They stood a few moments more looking at the slumbering tweenager. He lay sprawled on his back on the sofa in the parlor. His mouth was open, Pippin’s mouth seemed always to be open except when he was chewing food, and the sound of his soft breathing could easily be heard. The top of him was uncovered by anything other than his nightshirt. A knitted blanket lay over his hips and down his left leg to completely cover his foot while his right leg was covered only by his night shirt, and that only down to his knee. His right leg dangled over the edge of the sofa from the knee down with his bare toes barely touching the ornate rug.

Merry moved his hand toward the blanket. “Perhaps I should cover his right le . . .”

“NO!” Frodo hissed, grabbing his cousin’s arm and jerking it away from the sleeper on the sofa. “No. He apparently is just right, at last. Leave him be.”

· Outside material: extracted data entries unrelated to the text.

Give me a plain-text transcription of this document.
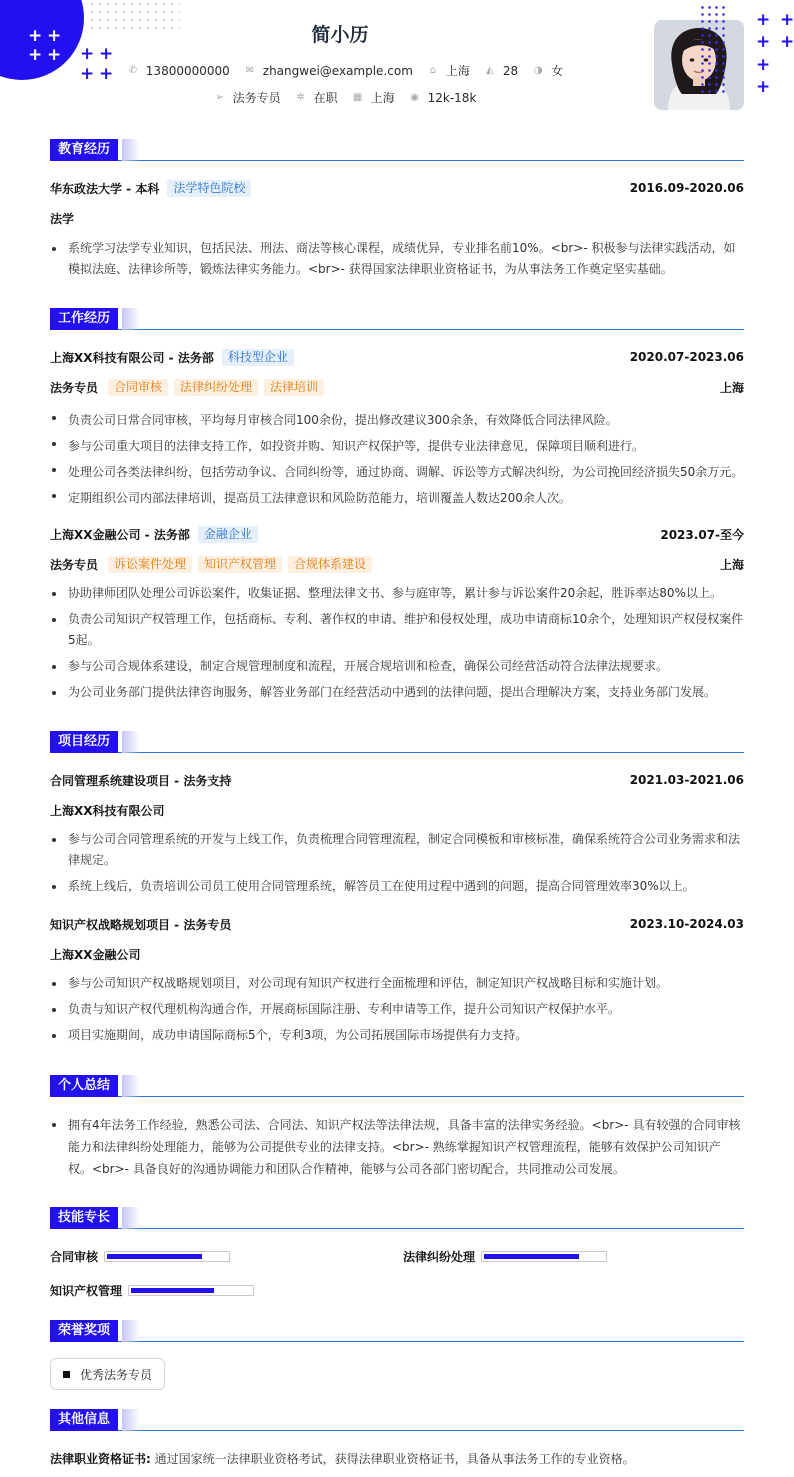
+ +
+ + + +
+ +
+ +
+ +
+
+
简小历
✆ 13800000000 ✉ zhangwei@example.com ⌂ 上海 ◭ 28 ◑ 女
➢ 法务专员 ✲ 在职 ▦ 上海 ◉ 12k-18k
教育经历
华东政法大学 - 本科	法学特色院校	2016.09-2020.06
法学
系统学习法学专业知识，包括民法、刑法、商法等核心课程，成绩优异，专业排名前10%。<br>- 积极参与法律实践活动，如模拟法庭、法律诊所等，锻炼法律实务能力。<br>- 获得国家法律职业资格证书，为从事法务工作奠定坚实基础。
工作经历
上海XX科技有限公司 - 法务部	科技型企业	2020.07-2023.06
法务专员	合同审核	法律纠纷处理	法律培训	上海
负责公司日常合同审核，平均每月审核合同100余份，提出修改建议300余条，有效降低合同法律风险。
参与公司重大项目的法律支持工作，如投资并购、知识产权保护等，提供专业法律意见，保障项目顺利进行。
处理公司各类法律纠纷，包括劳动争议、合同纠纷等，通过协商、调解、诉讼等方式解决纠纷，为公司挽回经济损失50余万元。
定期组织公司内部法律培训，提高员工法律意识和风险防范能力，培训覆盖人数达200余人次。
上海XX金融公司 - 法务部	金融企业	2023.07-至今
法务专员	诉讼案件处理	知识产权管理	合规体系建设	上海
协助律师团队处理公司诉讼案件，收集证据、整理法律文书、参与庭审等，累计参与诉讼案件20余起，胜诉率达80%以上。
负责公司知识产权管理工作，包括商标、专利、著作权的申请、维护和侵权处理，成功申请商标10余个，处理知识产权侵权案件5起。
参与公司合规体系建设，制定合规管理制度和流程，开展合规培训和检查，确保公司经营活动符合法律法规要求。
为公司业务部门提供法律咨询服务，解答业务部门在经营活动中遇到的法律问题，提出合理解决方案，支持业务部门发展。
项目经历
合同管理系统建设项目 - 法务支持	2021.03-2021.06
上海XX科技有限公司
参与公司合同管理系统的开发与上线工作，负责梳理合同管理流程，制定合同模板和审核标准，确保系统符合公司业务需求和法律规定。
系统上线后，负责培训公司员工使用合同管理系统，解答员工在使用过程中遇到的问题，提高合同管理效率30%以上。
知识产权战略规划项目 - 法务专员	2023.10-2024.03
上海XX金融公司
参与公司知识产权战略规划项目，对公司现有知识产权进行全面梳理和评估，制定知识产权战略目标和实施计划。
负责与知识产权代理机构沟通合作，开展商标国际注册、专利申请等工作，提升公司知识产权保护水平。
项目实施期间，成功申请国际商标5个，专利3项，为公司拓展国际市场提供有力支持。
个人总结
拥有4年法务工作经验，熟悉公司法、合同法、知识产权法等法律法规，具备丰富的法律实务经验。<br>- 具有较强的合同审核能力和法律纠纷处理能力，能够为公司提供专业的法律支持。<br>- 熟练掌握知识产权管理流程，能够有效保护公司知识产权。<br>- 具备良好的沟通协调能力和团队合作精神，能够与公司各部门密切配合，共同推动公司发展。
技能专长
合同审核	法律纠纷处理
知识产权管理
荣誉奖项
优秀法务专员
其他信息
法律职业资格证书: 通过国家统一法律职业资格考试，获得法律职业资格证书，具备从事法务工作的专业资格。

With one more glance at their young cousin, the two older cousins turned and walked out of the parlor, bid each other quiet good nights (even though it was nearly dawn) and shuffled off to their rooms.

It had all started shortly after they had called it a night and gone to their beds the evening before.

“May I share with you, Merry?”

“Hmm?”

“Share the bed with you. May I share with you, Merry? I can’t seem to get warm in my bed.”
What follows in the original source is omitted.